Ebizo is on cruise control for much of the night, especially in some of the less inspired fight scenes. He tends to mistake posing for acting. Much was made of his lightning shifts from character to character (he played six roles) and costume to costume, but not all was technically accomplished – someone needs to have an emperor’s-new-clothes talk with him about the early swordfight where he plays both sides at once, where the switches back and forth were far too obvious. It became tiresome after a while.
He did a very good job, however, in the dramatic scene in one of his roles where he kills his wife, the proprietress, in a tragic misunderstanding. Partly because her character was so well drawn, the scene was intense and effective (offsetting the dubious device that saw his murdered and mutilated body come back to life thanks to a magic amulet). As he weeps bitterly and cradles her dying body in his arms, it was hard not to think about the actor’s own wife, a well known TV announcer, who was lost to cancer less than a month ago. Whether or not that was a factor, it was the one time where he seemed to be feeling the lines rather than proclaiming them. That’s the Ebizo I’d like to see more of. He also performed energetically as the villain in the final showdown, though in the end it was little more than a simple stage picture.

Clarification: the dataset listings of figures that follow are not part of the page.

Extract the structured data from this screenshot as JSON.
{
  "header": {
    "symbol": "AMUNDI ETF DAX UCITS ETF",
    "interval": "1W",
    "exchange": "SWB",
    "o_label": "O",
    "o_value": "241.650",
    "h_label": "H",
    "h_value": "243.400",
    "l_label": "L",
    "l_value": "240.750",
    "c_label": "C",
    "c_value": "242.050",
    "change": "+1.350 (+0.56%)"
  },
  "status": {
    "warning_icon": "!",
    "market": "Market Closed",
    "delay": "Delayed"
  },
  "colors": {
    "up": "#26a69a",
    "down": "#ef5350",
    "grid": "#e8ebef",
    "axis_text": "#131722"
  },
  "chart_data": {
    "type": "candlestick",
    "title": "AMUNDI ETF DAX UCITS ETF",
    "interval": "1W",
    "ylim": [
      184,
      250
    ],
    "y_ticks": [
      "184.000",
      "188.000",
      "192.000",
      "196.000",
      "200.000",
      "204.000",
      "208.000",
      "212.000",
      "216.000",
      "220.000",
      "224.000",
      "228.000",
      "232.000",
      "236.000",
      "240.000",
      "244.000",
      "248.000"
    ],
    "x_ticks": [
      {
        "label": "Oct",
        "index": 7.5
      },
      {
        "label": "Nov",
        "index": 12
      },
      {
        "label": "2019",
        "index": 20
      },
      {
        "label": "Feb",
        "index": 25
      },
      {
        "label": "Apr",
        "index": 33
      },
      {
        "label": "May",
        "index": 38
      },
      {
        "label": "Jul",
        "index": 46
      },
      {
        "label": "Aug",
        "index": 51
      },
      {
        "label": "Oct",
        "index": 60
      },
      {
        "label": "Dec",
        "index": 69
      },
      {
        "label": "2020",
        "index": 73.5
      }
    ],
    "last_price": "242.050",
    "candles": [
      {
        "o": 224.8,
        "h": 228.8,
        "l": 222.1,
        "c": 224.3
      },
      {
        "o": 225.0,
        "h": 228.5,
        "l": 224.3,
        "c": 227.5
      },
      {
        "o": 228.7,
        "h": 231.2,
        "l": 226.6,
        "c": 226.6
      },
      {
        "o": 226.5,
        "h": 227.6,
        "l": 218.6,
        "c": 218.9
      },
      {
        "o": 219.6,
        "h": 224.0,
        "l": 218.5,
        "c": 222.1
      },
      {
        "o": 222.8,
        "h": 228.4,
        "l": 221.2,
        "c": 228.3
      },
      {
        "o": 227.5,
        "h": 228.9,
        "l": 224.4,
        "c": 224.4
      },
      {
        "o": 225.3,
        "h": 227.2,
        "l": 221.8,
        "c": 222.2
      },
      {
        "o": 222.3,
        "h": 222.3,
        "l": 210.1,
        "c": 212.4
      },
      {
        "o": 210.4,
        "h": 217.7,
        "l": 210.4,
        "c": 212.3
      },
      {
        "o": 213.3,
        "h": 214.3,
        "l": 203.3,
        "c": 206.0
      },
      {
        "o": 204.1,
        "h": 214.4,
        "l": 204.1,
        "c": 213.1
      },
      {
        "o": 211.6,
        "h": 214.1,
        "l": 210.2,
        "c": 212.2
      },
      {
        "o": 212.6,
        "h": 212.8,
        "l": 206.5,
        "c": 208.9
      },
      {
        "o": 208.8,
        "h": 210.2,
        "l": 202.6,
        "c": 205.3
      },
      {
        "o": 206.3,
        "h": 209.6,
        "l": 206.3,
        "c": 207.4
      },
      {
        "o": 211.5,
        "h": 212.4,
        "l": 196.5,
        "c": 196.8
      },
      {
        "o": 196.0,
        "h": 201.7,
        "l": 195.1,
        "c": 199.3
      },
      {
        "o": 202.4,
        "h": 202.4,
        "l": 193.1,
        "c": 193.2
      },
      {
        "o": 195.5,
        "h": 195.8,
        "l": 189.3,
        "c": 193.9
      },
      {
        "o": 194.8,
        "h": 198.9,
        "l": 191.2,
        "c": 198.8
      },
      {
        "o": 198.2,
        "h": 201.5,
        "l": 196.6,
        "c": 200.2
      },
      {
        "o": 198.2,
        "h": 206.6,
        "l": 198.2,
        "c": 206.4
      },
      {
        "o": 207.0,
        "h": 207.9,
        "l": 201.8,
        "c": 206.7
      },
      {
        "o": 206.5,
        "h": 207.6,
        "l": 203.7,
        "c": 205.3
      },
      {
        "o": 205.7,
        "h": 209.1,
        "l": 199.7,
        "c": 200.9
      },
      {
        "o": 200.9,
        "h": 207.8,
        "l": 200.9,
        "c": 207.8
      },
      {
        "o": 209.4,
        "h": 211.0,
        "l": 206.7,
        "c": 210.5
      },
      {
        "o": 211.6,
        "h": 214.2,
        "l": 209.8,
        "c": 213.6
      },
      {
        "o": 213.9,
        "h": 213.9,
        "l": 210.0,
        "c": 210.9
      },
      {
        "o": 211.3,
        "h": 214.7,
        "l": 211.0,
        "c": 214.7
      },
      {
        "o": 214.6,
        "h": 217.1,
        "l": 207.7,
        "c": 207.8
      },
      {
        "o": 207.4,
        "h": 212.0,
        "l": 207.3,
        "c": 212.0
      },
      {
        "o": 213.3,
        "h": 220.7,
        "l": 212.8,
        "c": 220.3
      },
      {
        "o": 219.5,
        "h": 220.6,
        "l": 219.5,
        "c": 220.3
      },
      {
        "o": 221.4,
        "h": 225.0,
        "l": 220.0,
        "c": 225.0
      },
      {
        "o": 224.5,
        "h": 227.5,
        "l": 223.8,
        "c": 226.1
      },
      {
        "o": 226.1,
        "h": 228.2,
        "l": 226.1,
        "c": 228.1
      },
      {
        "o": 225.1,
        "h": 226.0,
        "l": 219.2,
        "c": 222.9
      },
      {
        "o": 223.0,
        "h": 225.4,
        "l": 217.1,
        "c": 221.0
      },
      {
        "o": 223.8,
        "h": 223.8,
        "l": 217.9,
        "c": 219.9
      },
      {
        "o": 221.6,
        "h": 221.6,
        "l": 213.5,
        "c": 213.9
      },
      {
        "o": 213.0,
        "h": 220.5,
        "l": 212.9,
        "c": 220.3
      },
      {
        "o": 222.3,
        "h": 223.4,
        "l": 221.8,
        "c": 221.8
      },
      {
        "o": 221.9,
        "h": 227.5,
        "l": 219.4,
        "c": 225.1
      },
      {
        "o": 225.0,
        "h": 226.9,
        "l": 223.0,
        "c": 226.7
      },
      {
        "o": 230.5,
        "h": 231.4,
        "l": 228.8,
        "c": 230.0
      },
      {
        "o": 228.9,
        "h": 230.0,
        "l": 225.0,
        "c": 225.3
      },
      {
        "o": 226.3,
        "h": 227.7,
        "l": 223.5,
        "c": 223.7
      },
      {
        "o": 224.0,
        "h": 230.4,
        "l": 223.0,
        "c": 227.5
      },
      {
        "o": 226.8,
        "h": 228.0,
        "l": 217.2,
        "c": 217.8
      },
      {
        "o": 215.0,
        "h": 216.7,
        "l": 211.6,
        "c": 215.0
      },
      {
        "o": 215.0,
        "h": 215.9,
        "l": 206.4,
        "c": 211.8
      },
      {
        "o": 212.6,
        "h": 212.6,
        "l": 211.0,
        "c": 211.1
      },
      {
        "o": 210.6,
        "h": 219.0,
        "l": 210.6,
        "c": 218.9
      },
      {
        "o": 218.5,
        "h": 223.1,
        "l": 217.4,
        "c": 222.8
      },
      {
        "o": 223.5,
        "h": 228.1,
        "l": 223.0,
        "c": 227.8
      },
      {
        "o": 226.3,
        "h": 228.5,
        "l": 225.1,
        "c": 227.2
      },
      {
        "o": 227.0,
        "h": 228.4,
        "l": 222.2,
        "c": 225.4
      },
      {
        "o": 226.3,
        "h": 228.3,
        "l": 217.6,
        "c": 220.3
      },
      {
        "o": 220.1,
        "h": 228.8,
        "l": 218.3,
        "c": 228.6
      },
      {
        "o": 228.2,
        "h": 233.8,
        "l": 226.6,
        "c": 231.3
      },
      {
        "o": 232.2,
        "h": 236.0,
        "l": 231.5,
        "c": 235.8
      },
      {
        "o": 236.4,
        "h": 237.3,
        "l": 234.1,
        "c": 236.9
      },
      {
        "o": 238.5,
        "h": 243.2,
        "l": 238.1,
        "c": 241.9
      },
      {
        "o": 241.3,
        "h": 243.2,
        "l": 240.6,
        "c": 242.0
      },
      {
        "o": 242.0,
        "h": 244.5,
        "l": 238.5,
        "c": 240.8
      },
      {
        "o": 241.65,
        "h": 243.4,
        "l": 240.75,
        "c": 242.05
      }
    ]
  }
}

Ebizo’s four-year son made a memorable debut. He entered from the hanamichi in a fox suit and had to walk along its full length all on its own with the audience staring at him on each side as the rest of the cast waited on stage. He was then hoisted with his father into the air, over the audience’s heads and up to the fourth floor, which could not have been easy for a kid that age (he’s the youngest to have ever performed a flying stunt). He did it all with aplomb to the delight of the audience, waving back at them as he passed by and beyond the balcony in a forgivable break from character. Stage debuts can be at any age, but I imagine they hastened it for Ebizo’s son in hopes that his mother could see him, which sadly didn’t happen.
The show offers plenty of spectacle – a boat that is rowed across stage, a collapsing temple, bursts of flames, a revolving stage, falling cherry blossoms (three times, including twice on the audience), flying gods, an exploding fountain of coins, impressive gymnastics, rapid costume and role changes, large-scale cast and sets – but not much heart to go with it. Some of the antics, like the hopping tengu demons (in terrible costumes) and eerie lighting effects during the god’s appearance, smelled of desperation. Staging effects shouldn’t be used as a substitute for plausible characters and a good story. There were some nice bits of humor, like the hamburger that pops out at one point (“I would have preferred a shrimp (ebi) burger” – a reference to Ebizo). So all was not lost. Still, while there’s no knowing the details of the original drama (Kabuki scripts from those days don’t exist), it was clearly rewritten from a 21st-century sensibility, such as the gay role and the notion that Daemon wants to take over the whole of Japan, an idea inspired more by Hollywood than Kabuki. A lazy and unsatisfactory show.